The draft report criticized the “lack of adequate preparation time” before arriving in Afghanistan, which meant there was little training geared specifically for Afghanistan, and not even a detailed operational plan for the year of combat that lay ahead.

Pentagon and military officials say those initial criticisms are being revised to reflect subsequent interviews with other soldiers and officers who were at Wanat or who served in higher-level command positions. After a round of revisions, the study will go through a formal peer-review process and be published.

The battle stands as proof that the United States is facing off against a far more sophisticated adversary in Afghanistan today, one that can fight anonymously with roadside bombs or stealthily with kidnappings — but also can operate like a disciplined armed force using well-rehearsed small-unit tactics to challenge the American military for dominance on the conventional battlefield.

Official judgment on whether errors were made by the unit on the ground or by any leaders up the chain of command will be determined by a new investigation opened this week by Gen. David H. Petraeus of United States Central Command at the urging of Adm. Mike Mullen, chairman of the Joint Chiefs of Staff.

The call for such an independent review came from family members of the fallen, including David P. Brostrom, father of the slain platoon commander and himself a retired Army colonel, as well as from a member of the Senate Armed Services Committee, Senator Jim Webb, Democrat of Virginia.

The history is replete with wrong turns at every point of the unit’s mission, starting with the day it was reassigned to Afghanistan from training for Iraq.

After having served for more than a year in other hot zones of eastern Afghanistan, the platoon arrived in the village at dark on July 8, 2008, just two weeks from the day it was supposed to go home to its base in Italy.

The men wore their adopted unit emblem — skull patches fashioned after Marvel Comics’ antihero, the Punisher. They unloaded their Humvees, packed with weapons, water and the single rucksack each had kept when the rest of his kit was shipped home. They had plenty of ammunition.

But at the end of an intense tour of combat, they had run out of good relations with an increasingly distrustful population.

They named it Outpost Kahler, after a popular sergeant who had been killed by one of their own Afghan guards early that year. His last words as he moved ahead of his comrades to check whether their Afghan partners were asleep while on duty had been, “This might be dangerous.” (The shooting was ruled an accident, but relations between skeptical American troops and Afghan forces deteriorated.)

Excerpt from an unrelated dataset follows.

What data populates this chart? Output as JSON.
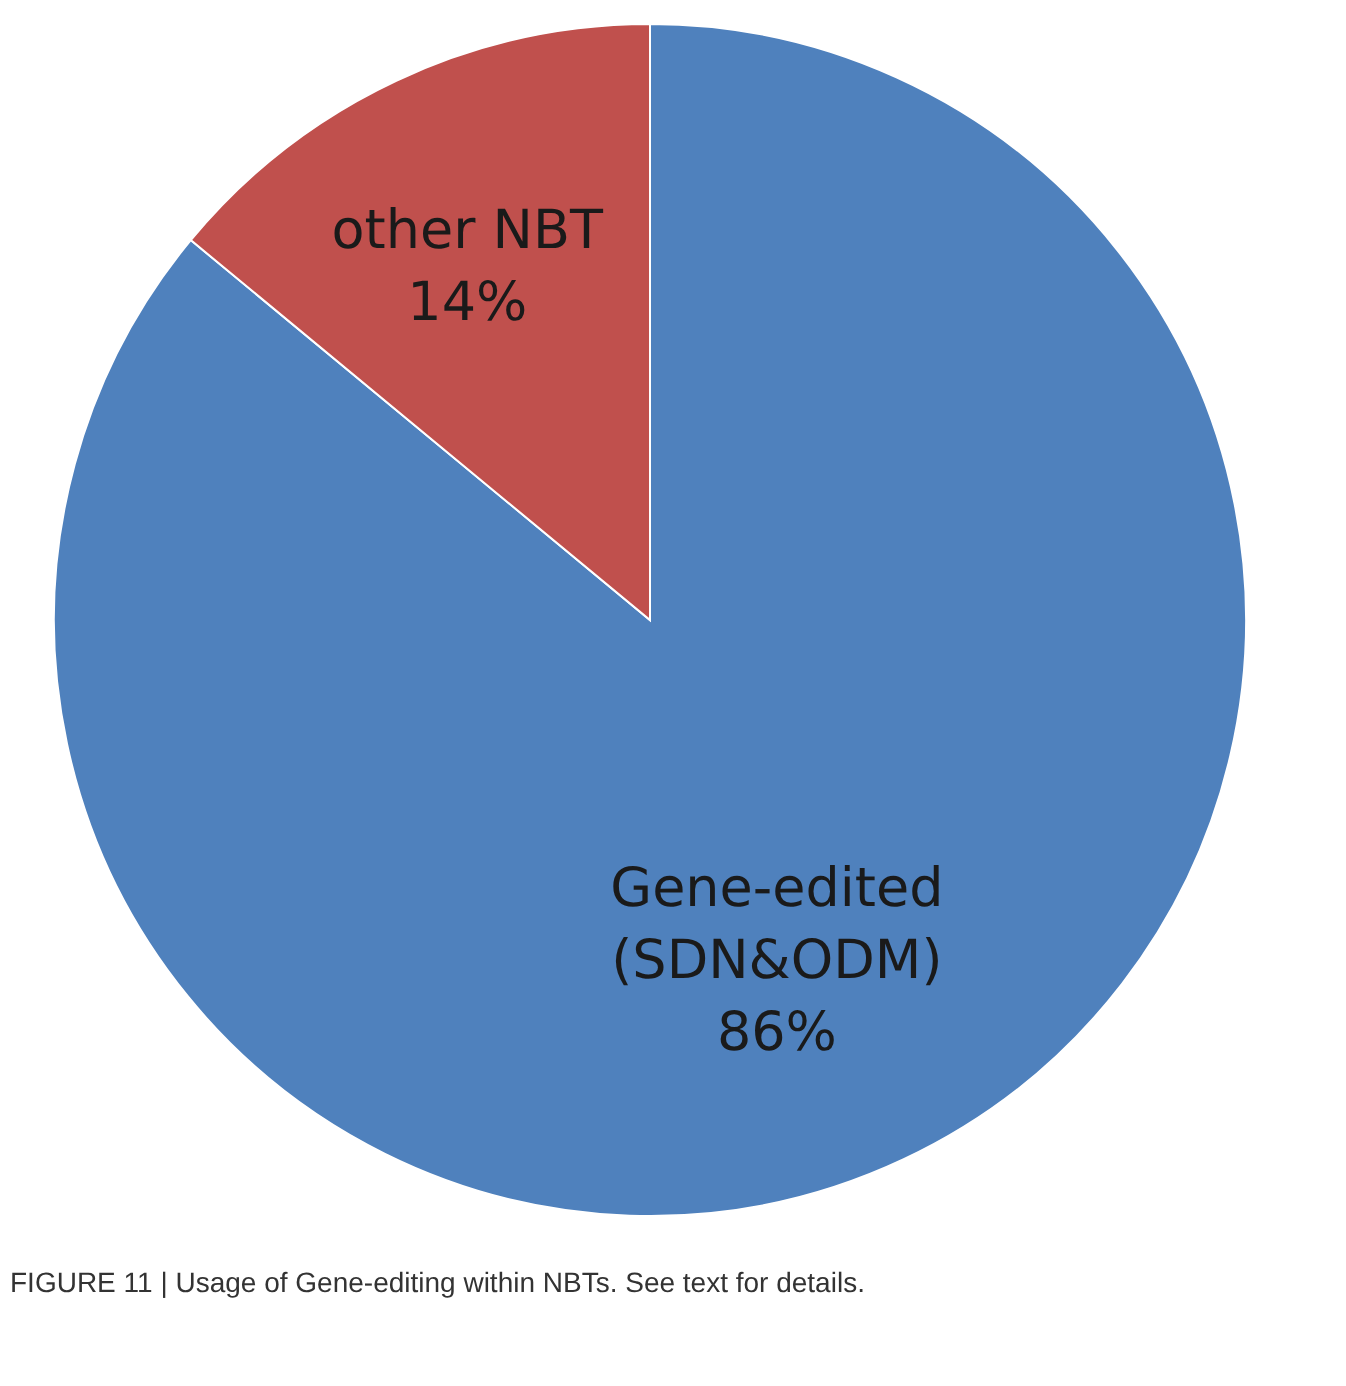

Although the 173rd Airborne Brigade had been scheduled to return to Iraq from its base in Italy, the need for forces to counter a resurgence of militant violence in eastern Afghanistan prompted new orders for the brigade to switch immediately to preparations for mountain warfare — many of the outposts were linked only by narrow, rutted trails, and some could be reached only be helicopter — and a wholly different culture and language. “Unfortunately, the comparatively late change of mission for the 173rd Airborne B.C.T. from Iraq to Afghanistan did not permit the brigade sufficient time to prepare any form of campaign plan,” the history reports.

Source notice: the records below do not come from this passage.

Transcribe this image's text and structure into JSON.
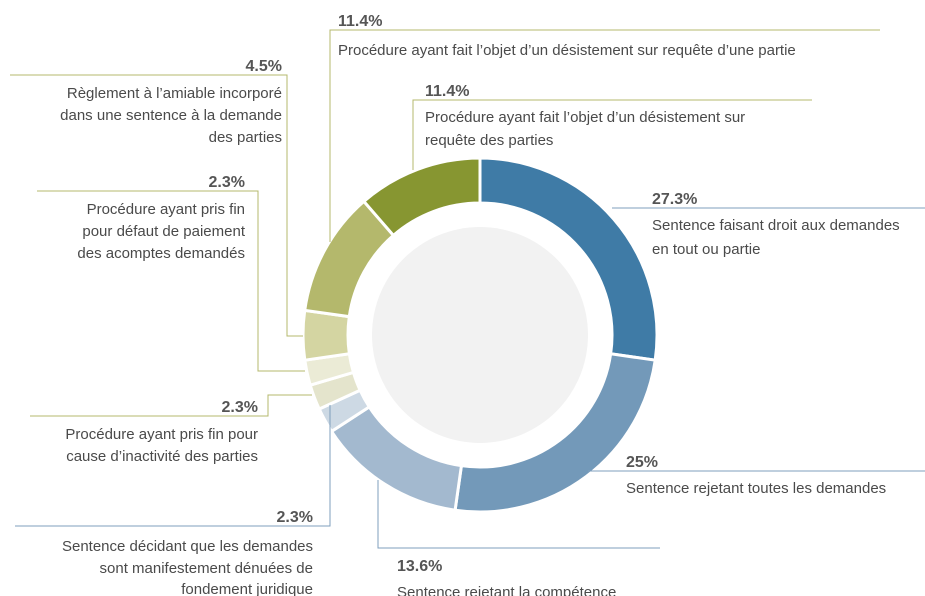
{
  "chart_data": {
    "type": "donut",
    "categories": [
      [
        "Sentence faisant droit aux demandes",
        "en tout ou partie"
      ],
      [
        "Sentence rejetant toutes les demandes"
      ],
      [
        "Sentence rejetant la compétence"
      ],
      [
        "Sentence décidant que les demandes",
        "sont manifestement dénuées de",
        "fondement juridique"
      ],
      [
        "Procédure ayant pris fin pour",
        "cause d’inactivité des parties"
      ],
      [
        "Procédure ayant pris fin",
        "pour défaut de paiement",
        "des acomptes demandés"
      ],
      [
        "Règlement à l’amiable incorporé",
        "dans une sentence à la demande",
        "des parties"
      ],
      [
        "Procédure ayant fait l’objet d’un désistement sur requête d’une partie"
      ],
      [
        "Procédure ayant fait l’objet d’un désistement sur",
        "requête des parties"
      ]
    ],
    "values": [
      27.3,
      25,
      13.6,
      2.3,
      2.3,
      2.3,
      4.5,
      11.4,
      11.4
    ],
    "value_labels": [
      "27.3%",
      "25%",
      "13.6%",
      "2.3%",
      "2.3%",
      "2.3%",
      "4.5%",
      "11.4%",
      "11.4%"
    ],
    "colors": [
      "#3f7ba6",
      "#7399b9",
      "#a3b9cf",
      "#cdd9e4",
      "#e4e4cc",
      "#ebebd6",
      "#d4d5a2",
      "#b4b86c",
      "#879631"
    ]
  }
}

The unit arrived at Wanat ill prepared for the hot work of building an outpost in the mountains in July; troops were thirsty from a lack of fresh water, and their one construction vehicle ran out of gas, so the unit was unable to complete basic fortifications. The soldiers had no local currency to buy favor by investing in the village economy, the history makes clear. The soldiers also said they complained up the chain of command about the lack of air surveillance over their dangerous corner of Afghanistan, but no more was provided.

Even as they settled into their spartan command post, the unit’s commanders were insulted to learn that local leaders were meeting together in a “shura,” or council, to which they were not invited — and which might even have been a session used to coordinate the assault on the Americans that began before dawn the very next morning.

The four-hour firefight finally ended when American warplanes and attack helicopters strafed insurgent positions. The paratroopers drove back the insurgents, but ended up abandoning the village 48 hours later.